A company is said to be ‘Fundamentally Strong’ when it is equipped with strong margins and stable financial numbers. Moreover, such firms have the ability to survive during financial distress in the industry.
Herein this article, we will analyze one of such fundamentally strong stocks:
Aarti Industries Limited
Aarti Industries Limited is engaged in manufacturing and selling chemicals and chemical-based products. The company, broadly, has 2 operating segments such as the ‘Specialty Chemicals’ which sells benzene-based chemicals used in dyes and pigments, agricultural products, fragrances, etc.

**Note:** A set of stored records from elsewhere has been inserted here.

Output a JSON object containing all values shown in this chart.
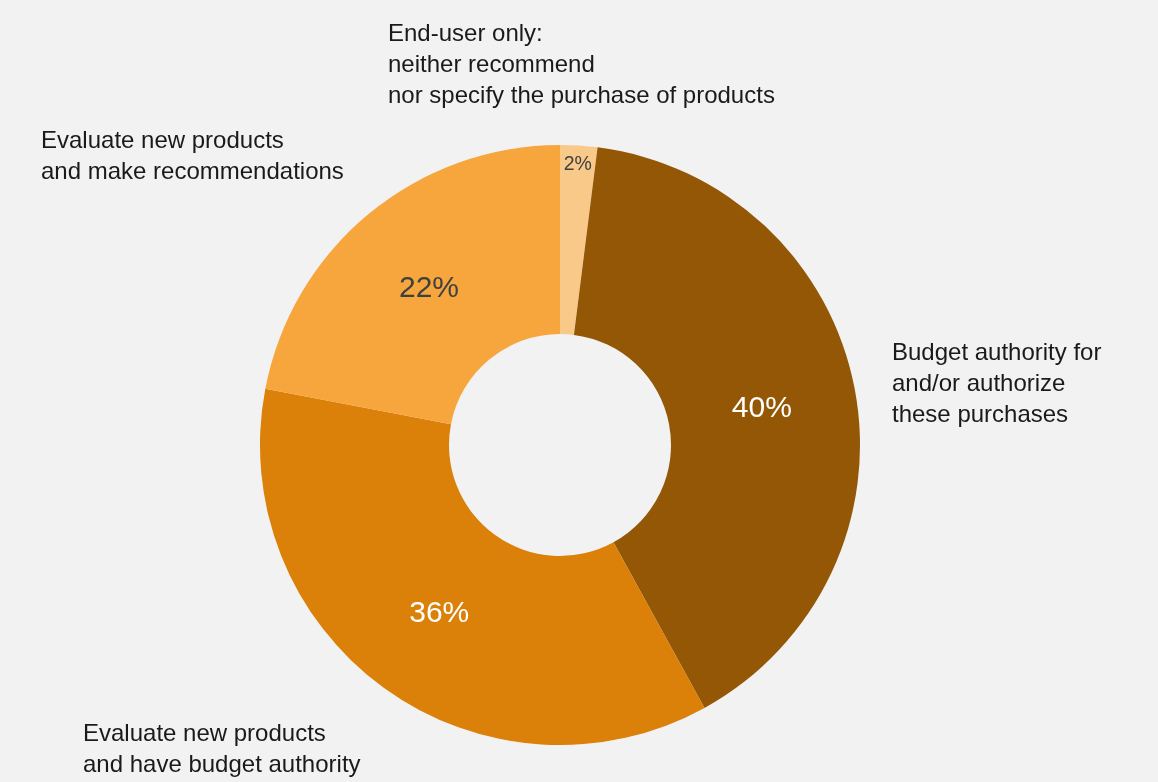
{
  "chart_data": {
    "type": "donut",
    "categories": [
      "End-user only:\nneither recommend\nnor specify the purchase of products",
      "Budget authority for\nand/or authorize\nthese purchases",
      "Evaluate new products\nand have budget authority",
      "Evaluate new products\nand make recommendations"
    ],
    "values": [
      2,
      40,
      36,
      22
    ],
    "value_labels": [
      "2%",
      "40%",
      "36%",
      "22%"
    ],
    "colors": [
      "#f9c98a",
      "#935706",
      "#db8009",
      "#f6a63c"
    ],
    "legend": false
  }
}
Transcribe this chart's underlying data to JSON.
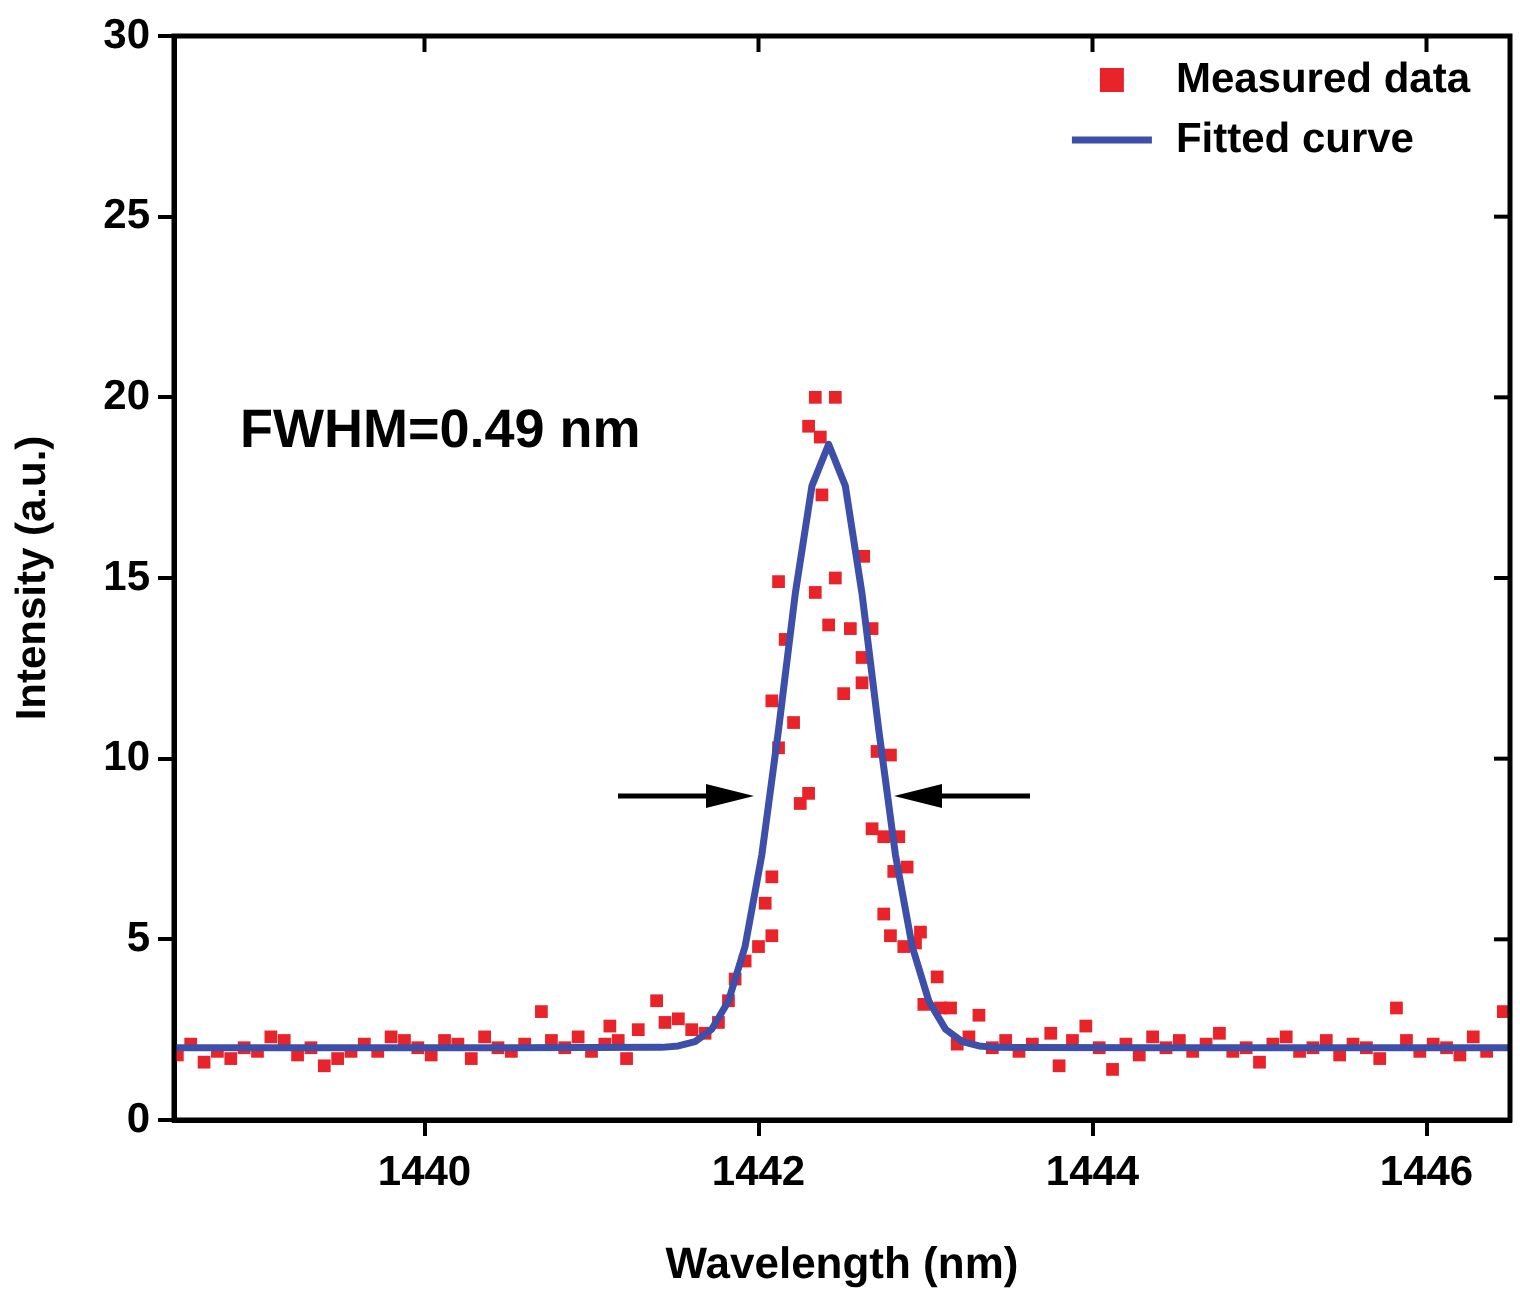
{
  "chart_data": {
    "type": "scatter",
    "xlabel": "Wavelength (nm)",
    "ylabel": "Intensity (a.u.)",
    "xlim": [
      1438.5,
      1446.5
    ],
    "ylim": [
      0,
      30
    ],
    "xticks": [
      1440,
      1442,
      1444,
      1446
    ],
    "yticks": [
      0,
      5,
      10,
      15,
      20,
      25,
      30
    ],
    "grid": false,
    "legend": "top right",
    "annotations": [
      "FWHM=0.49 nm"
    ],
    "series": [
      {
        "name": "Measured data",
        "type": "scatter",
        "marker": "square",
        "color": "#e8232a",
        "x": [
          1438.52,
          1438.6,
          1438.68,
          1438.76,
          1438.84,
          1438.92,
          1439.0,
          1439.08,
          1439.16,
          1439.24,
          1439.32,
          1439.4,
          1439.48,
          1439.56,
          1439.64,
          1439.72,
          1439.8,
          1439.88,
          1439.96,
          1440.04,
          1440.12,
          1440.2,
          1440.28,
          1440.36,
          1440.44,
          1440.52,
          1440.6,
          1440.7,
          1440.76,
          1440.84,
          1440.92,
          1441.0,
          1441.08,
          1441.11,
          1441.16,
          1441.21,
          1441.28,
          1441.39,
          1441.44,
          1441.52,
          1441.6,
          1441.68,
          1441.76,
          1441.82,
          1441.86,
          1441.92,
          1442.0,
          1442.04,
          1442.08,
          1442.08,
          1442.08,
          1442.12,
          1442.12,
          1442.16,
          1442.21,
          1442.25,
          1442.3,
          1442.3,
          1442.34,
          1442.34,
          1442.37,
          1442.38,
          1442.42,
          1442.46,
          1442.46,
          1442.51,
          1442.55,
          1442.62,
          1442.62,
          1442.63,
          1442.68,
          1442.68,
          1442.71,
          1442.75,
          1442.75,
          1442.79,
          1442.79,
          1442.81,
          1442.84,
          1442.87,
          1442.89,
          1442.94,
          1442.97,
          1442.99,
          1443.07,
          1443.09,
          1443.15,
          1443.19,
          1443.26,
          1443.32,
          1443.4,
          1443.48,
          1443.56,
          1443.64,
          1443.75,
          1443.8,
          1443.88,
          1443.96,
          1444.04,
          1444.12,
          1444.2,
          1444.28,
          1444.36,
          1444.44,
          1444.52,
          1444.6,
          1444.68,
          1444.76,
          1444.84,
          1444.92,
          1445.0,
          1445.08,
          1445.16,
          1445.24,
          1445.32,
          1445.4,
          1445.48,
          1445.56,
          1445.64,
          1445.72,
          1445.82,
          1445.88,
          1445.96,
          1446.04,
          1446.12,
          1446.2,
          1446.28,
          1446.36,
          1446.46
        ],
        "values": [
          1.8,
          2.1,
          1.6,
          1.9,
          1.7,
          2.0,
          1.9,
          2.3,
          2.2,
          1.8,
          2.0,
          1.5,
          1.7,
          1.9,
          2.1,
          1.9,
          2.3,
          2.2,
          2.0,
          1.8,
          2.2,
          2.1,
          1.7,
          2.3,
          2.0,
          1.9,
          2.1,
          3.0,
          2.2,
          2.0,
          2.3,
          1.9,
          2.1,
          2.6,
          2.2,
          1.7,
          2.5,
          3.3,
          2.7,
          2.8,
          2.5,
          2.4,
          2.7,
          3.3,
          3.9,
          4.4,
          4.8,
          6.0,
          6.73,
          5.1,
          11.6,
          10.3,
          14.9,
          13.3,
          11.0,
          8.76,
          9.04,
          19.2,
          20.0,
          14.6,
          18.9,
          17.3,
          13.7,
          20.0,
          15.0,
          11.8,
          13.6,
          12.8,
          12.1,
          15.6,
          13.6,
          8.06,
          10.2,
          7.84,
          5.7,
          10.1,
          5.1,
          6.88,
          7.84,
          4.8,
          7.0,
          4.9,
          5.2,
          3.2,
          3.96,
          3.1,
          3.1,
          2.1,
          2.3,
          2.9,
          2.0,
          2.2,
          1.9,
          2.1,
          2.4,
          1.5,
          2.2,
          2.6,
          2.0,
          1.4,
          2.1,
          1.8,
          2.3,
          2.0,
          2.2,
          1.9,
          2.1,
          2.4,
          1.9,
          2.0,
          1.6,
          2.1,
          2.3,
          1.9,
          2.0,
          2.2,
          1.8,
          2.1,
          2.0,
          1.7,
          3.1,
          2.2,
          1.9,
          2.1,
          2.0,
          1.8,
          2.3,
          1.9,
          3.0
        ]
      },
      {
        "name": "Fitted curve",
        "type": "line",
        "marker": "none",
        "line_style": "solid",
        "color": "#3d4fa8",
        "x": [
          1438.5,
          1439.5,
          1440.5,
          1441.42,
          1441.52,
          1441.62,
          1441.72,
          1441.82,
          1441.92,
          1442.02,
          1442.12,
          1442.22,
          1442.32,
          1442.42,
          1442.52,
          1442.62,
          1442.72,
          1442.82,
          1442.92,
          1443.02,
          1443.12,
          1443.22,
          1443.32,
          1443.42,
          1444.5,
          1445.5,
          1446.5
        ],
        "values": [
          2.0,
          2.0,
          2.0,
          2.01,
          2.05,
          2.17,
          2.51,
          3.29,
          4.81,
          7.34,
          10.8,
          14.56,
          17.55,
          18.7,
          17.55,
          14.56,
          10.8,
          7.34,
          4.81,
          3.29,
          2.51,
          2.17,
          2.05,
          2.01,
          2.0,
          2.0,
          2.0
        ]
      }
    ]
  }
}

Another one is the ‘Pharmaceuticals’ segment selling drugs that are used for treating inflammation, asthma, etc.
The company’s stock closed at a price of Rs 509 and has a market capitalization of Rs 18,440 crores.

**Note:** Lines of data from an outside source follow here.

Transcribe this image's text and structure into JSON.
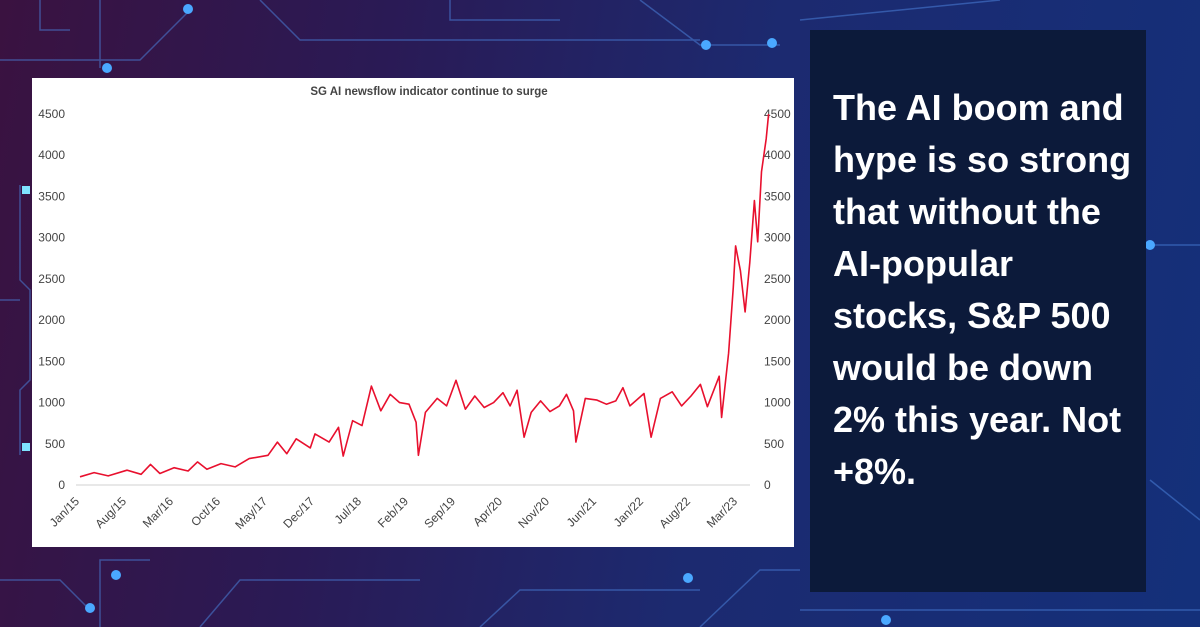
{
  "panel": {
    "text": "The AI boom and hype is so strong that without the AI-popular stocks, S&P 500 would be down 2% this year. Not +8%."
  },
  "colors": {
    "line": "#e8102e",
    "panel_bg": "#0c1a3a",
    "text": "#ffffff"
  },
  "chart_data": {
    "type": "line",
    "title": "SG AI newsflow indicator continue to surge",
    "xlabel": "",
    "ylabel": "",
    "ylim": [
      0,
      4500
    ],
    "yticks": [
      0,
      500,
      1000,
      1500,
      2000,
      2500,
      3000,
      3500,
      4000,
      4500
    ],
    "y_axis_sides": [
      "left",
      "right"
    ],
    "grid": false,
    "xtick_labels": [
      "Jan/15",
      "Aug/15",
      "Mar/16",
      "Oct/16",
      "May/17",
      "Dec/17",
      "Jul/18",
      "Feb/19",
      "Sep/19",
      "Apr/20",
      "Nov/20",
      "Jun/21",
      "Jan/22",
      "Aug/22",
      "Mar/23"
    ],
    "series": [
      {
        "name": "SG AI newsflow indicator",
        "period_start": "Jan/15",
        "period_end": "Apr/23",
        "points": [
          [
            0,
            100
          ],
          [
            0.3,
            150
          ],
          [
            0.6,
            110
          ],
          [
            1,
            180
          ],
          [
            1.3,
            130
          ],
          [
            1.5,
            250
          ],
          [
            1.7,
            140
          ],
          [
            2,
            210
          ],
          [
            2.3,
            170
          ],
          [
            2.5,
            280
          ],
          [
            2.7,
            190
          ],
          [
            3,
            260
          ],
          [
            3.3,
            220
          ],
          [
            3.6,
            320
          ],
          [
            4,
            360
          ],
          [
            4.2,
            520
          ],
          [
            4.4,
            380
          ],
          [
            4.6,
            560
          ],
          [
            4.9,
            450
          ],
          [
            5,
            620
          ],
          [
            5.3,
            520
          ],
          [
            5.5,
            700
          ],
          [
            5.6,
            350
          ],
          [
            5.8,
            780
          ],
          [
            6,
            720
          ],
          [
            6.2,
            1200
          ],
          [
            6.4,
            900
          ],
          [
            6.6,
            1100
          ],
          [
            6.8,
            1000
          ],
          [
            7,
            980
          ],
          [
            7.15,
            760
          ],
          [
            7.2,
            360
          ],
          [
            7.35,
            880
          ],
          [
            7.6,
            1050
          ],
          [
            7.8,
            960
          ],
          [
            8,
            1270
          ],
          [
            8.2,
            920
          ],
          [
            8.4,
            1080
          ],
          [
            8.6,
            940
          ],
          [
            8.8,
            1000
          ],
          [
            9,
            1120
          ],
          [
            9.15,
            960
          ],
          [
            9.3,
            1150
          ],
          [
            9.45,
            580
          ],
          [
            9.6,
            880
          ],
          [
            9.8,
            1020
          ],
          [
            10,
            890
          ],
          [
            10.2,
            960
          ],
          [
            10.35,
            1100
          ],
          [
            10.5,
            900
          ],
          [
            10.55,
            520
          ],
          [
            10.75,
            1050
          ],
          [
            11,
            1030
          ],
          [
            11.2,
            980
          ],
          [
            11.4,
            1020
          ],
          [
            11.55,
            1180
          ],
          [
            11.7,
            960
          ],
          [
            12,
            1110
          ],
          [
            12.15,
            580
          ],
          [
            12.35,
            1050
          ],
          [
            12.6,
            1130
          ],
          [
            12.8,
            960
          ],
          [
            13,
            1080
          ],
          [
            13.2,
            1220
          ],
          [
            13.35,
            950
          ],
          [
            13.6,
            1320
          ],
          [
            13.65,
            820
          ],
          [
            13.8,
            1600
          ],
          [
            13.9,
            2400
          ],
          [
            13.95,
            2900
          ],
          [
            14.05,
            2600
          ],
          [
            14.15,
            2100
          ],
          [
            14.25,
            2700
          ],
          [
            14.35,
            3450
          ],
          [
            14.42,
            2950
          ],
          [
            14.5,
            3800
          ],
          [
            14.6,
            4200
          ],
          [
            14.65,
            4500
          ]
        ]
      }
    ]
  }
}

Having a look at the latest consolidated financials reported by the company, the net profits have witnessed an up movement in the last 3 quarters with the most recent shift being from Rs 137 crores in Q3 v/s Rs 149 crores in Q4.
Moving further with the profitability parameters, the coverage ratios such as the interest coverage ratio have improved from 4.58 times in the December quarter to 5.29 times during the quarter ended March 2023. Moreover, the debt-to-equity ratio went down from 0.65 to 0.58 during the same period.
Having a positive outlook for the company, HDFC Securities gave a ‘Buy’ tag to the company with a target price of Rs 726 indicating an upside of 43 percent as compared to the current price levels.
The rationale behind giving such a recommendation pertains to the company’s continuous efforts on R&D activities and capex done for exploring new aspects helping them expand their customer base.
As per the latest shareholding pattern data for the March quarter, promoters hold a 44.07 percent stake in the company, and Foreign Institutional Investors (FIIs) hold a 12.32 percent stake in the company.